For Wilton' superintendent, first week with no new COVID cases comes with 'a great sense of relief'

WILTON — The school district has reported that it did not have a single new case of coronavirus in a week’s span, from May 10 to May 17.

That statement is not something that the district has been able to say throughout the entire academic year, or as far as Superintendent Kevin Smith can recall.

“I don’t think we have had a week where we have had zero new COVID cases all year, maybe since September, but this has been a goal for us,” Smith said on Tuesday.

Smith sent a notice to the schools community on Monday addressing the latest statistics, and believes the increasing number of vaccinations to be the single biggest ally in achieving fewer coronavirus cases.

“I believe that to be true,” Smith said. “As I listen to state epidemiologists, and to the governor, I do think that (vaccines) have been the major contributor to the decline.”

Smith is encouraged that more vaccinations are being administered daily and hopes that, when younger children become eligible to receive the vaccine, it will only bring down total transmission further.

As for the district, Smith has had to deal with a steady flow of cases since the return to school buildings. In February and March of this year, elementary schools including Cider Mill School accounted for many of the district’s cases. While social distancing guidelines have played their part in slowing the spread in Wilton schools, and Smith said that finally being able to see a zero in the new cases column and report that to district parents and staff is comforting.

“It really does feel like a great sense of relief,” he said. Although the superintendent said the district is “not out of the woods yet,” he said that with more vaccinations, the district will have “more opportunities for people to be together.”

He admitted that while necessary, having safety protocols such as plexiglass separators and keeping children largely isolated from each other isn’t the most conducive to learning for young students.

Although Gov. Ned Lamont recently released guidance stating that the state will no longer mandate fully vaccinated individuals to wear masks indoors, he advised that schools should continue to mask at least until the end of the academic year. For Wilton schools, that last day is June 11.

Smith said they will continue to mask indoors for summer programming, but could not yet commit to any tentative plans for the 2021-22 school year in regards to masking.

He said, however, that having more activities where students are joining together in person is beneficial for their mental health and he would like to do that as safely as possible.

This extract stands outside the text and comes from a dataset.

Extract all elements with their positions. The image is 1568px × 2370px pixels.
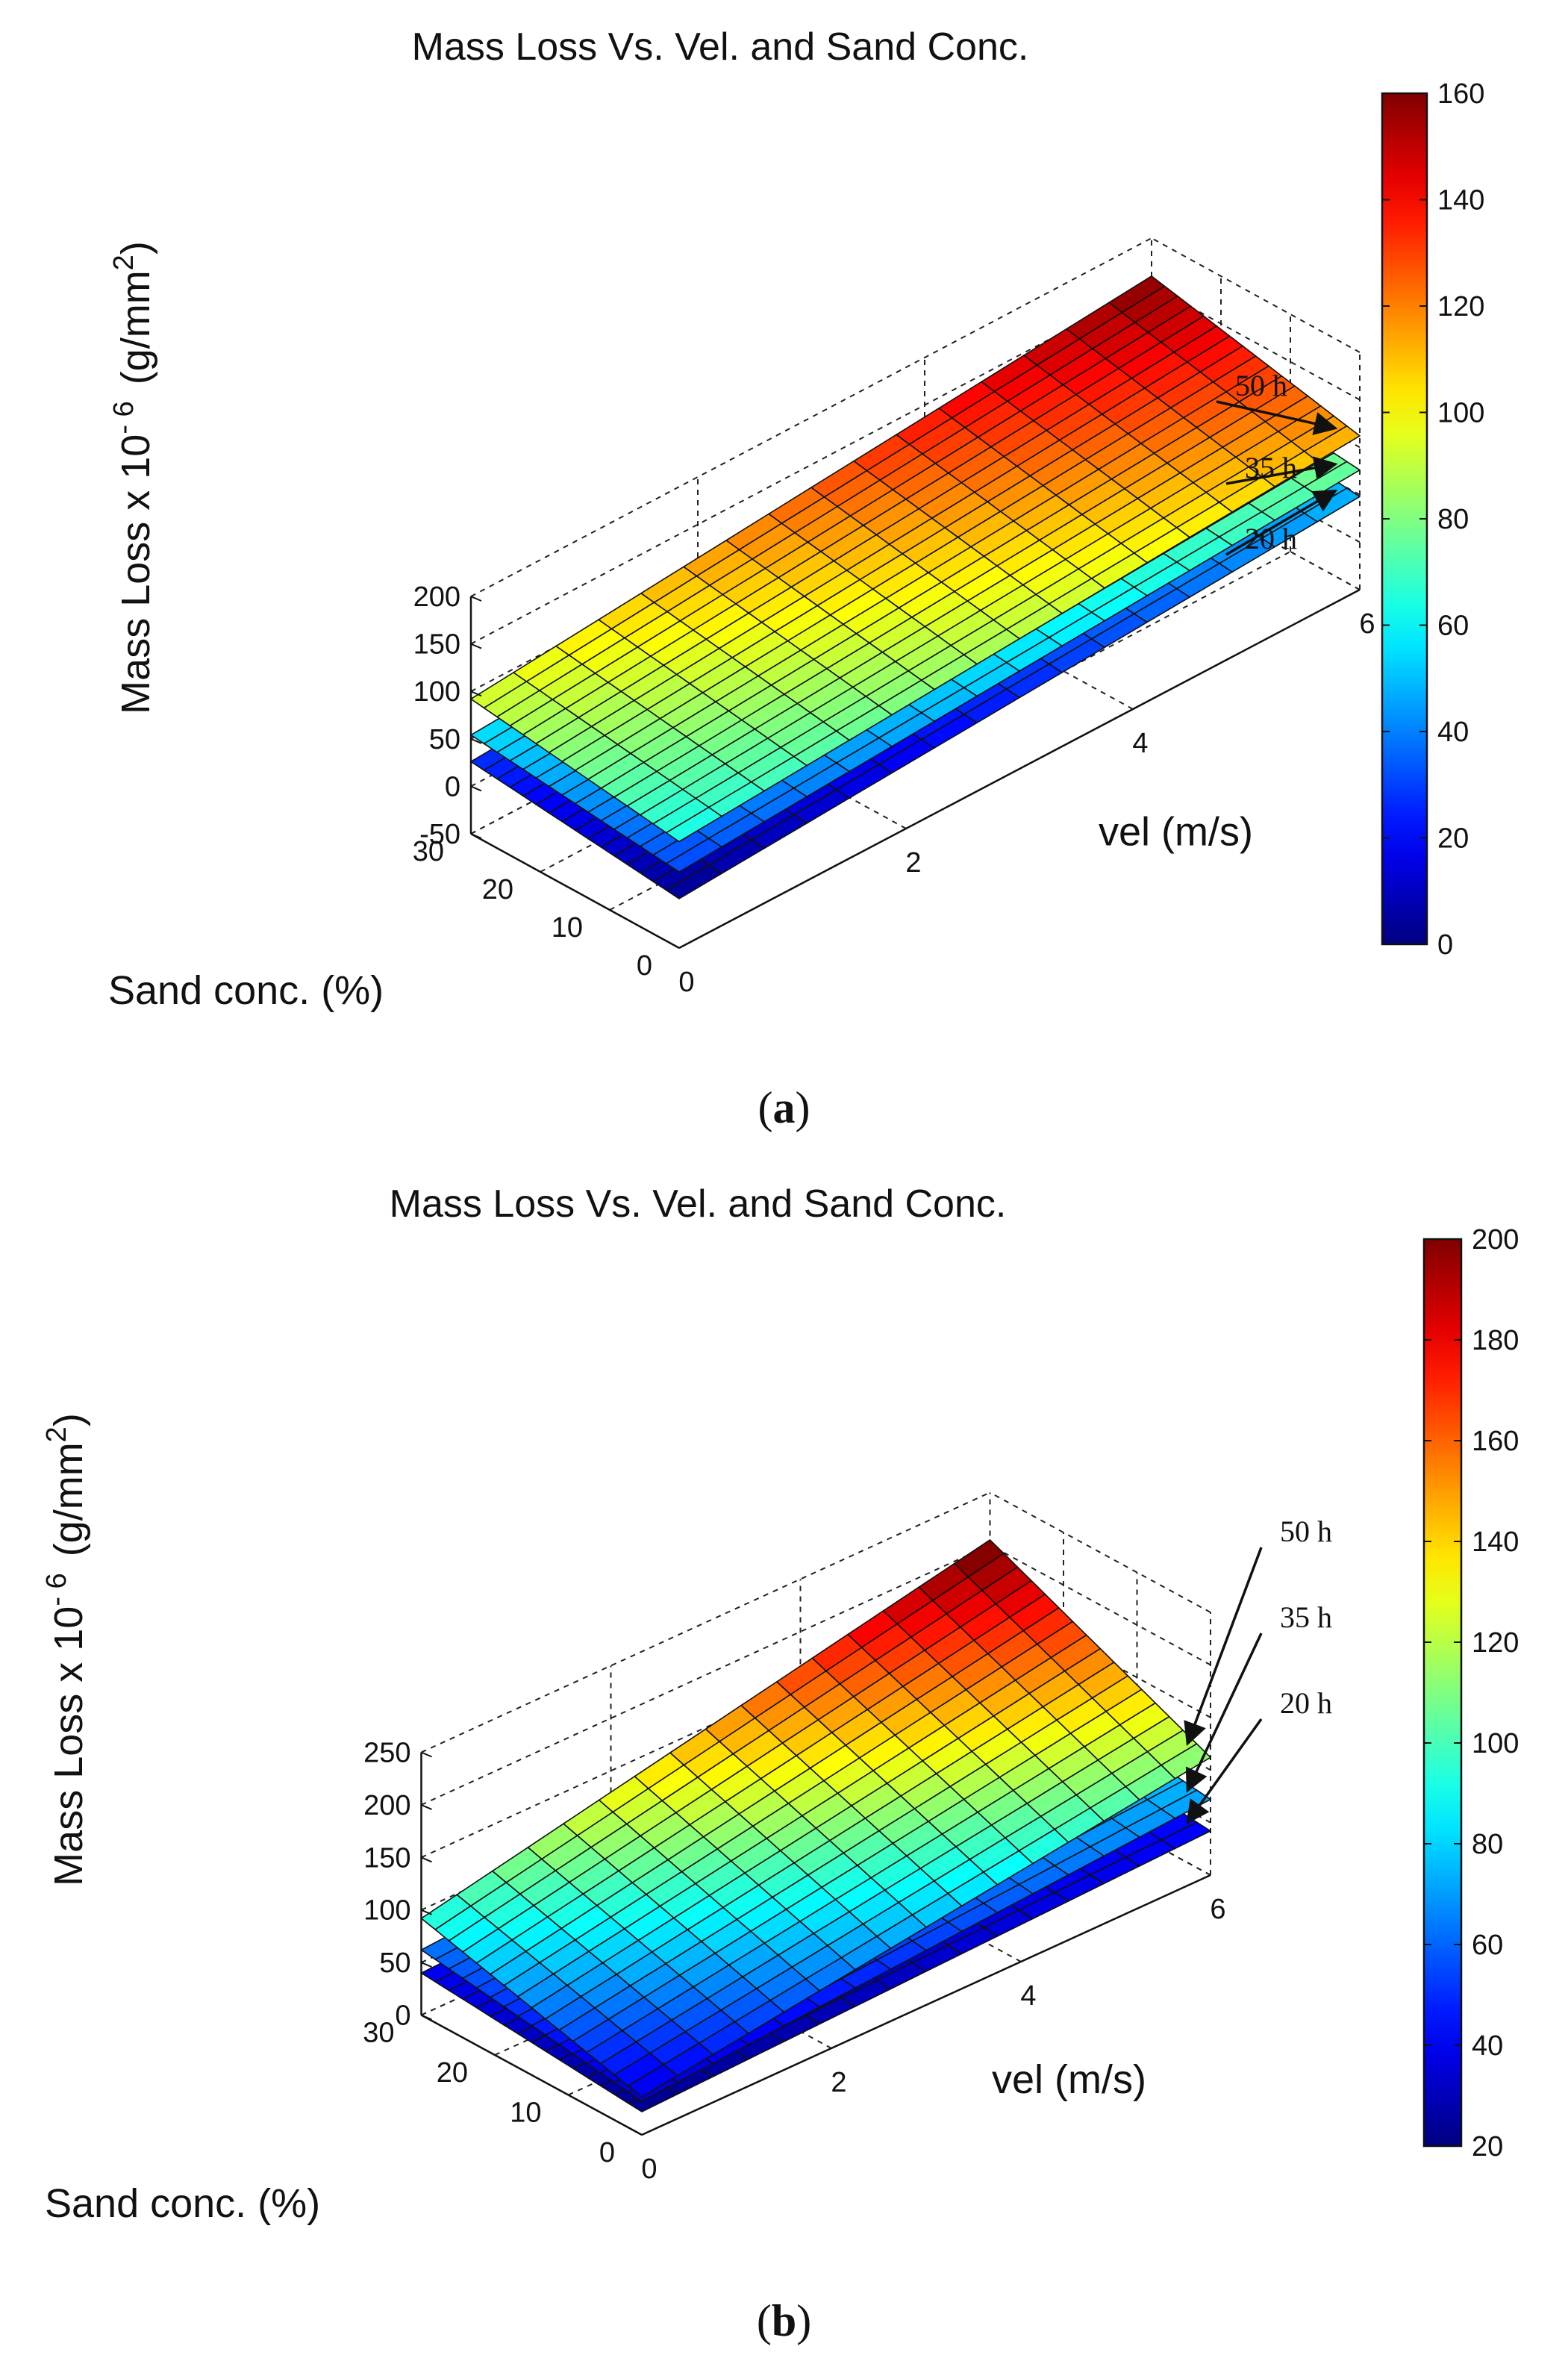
caption-b: (b) <box>0 2295 1568 2347</box>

“The mental health piece of that can’t be understated,” Smith said. “When we changed learning models, and kids were in the presence of each other for the first time, many days felt like the first day of school because of that phenomenon.”

Moving forward, Smith aims to keep that number of new positive cases either at zero or as low as possible.

“If circumstances say you can’t get vaccinated, adhere to social distancing measures,” he said. “If we continue those factors, we can continue to see low numbers to none at all.”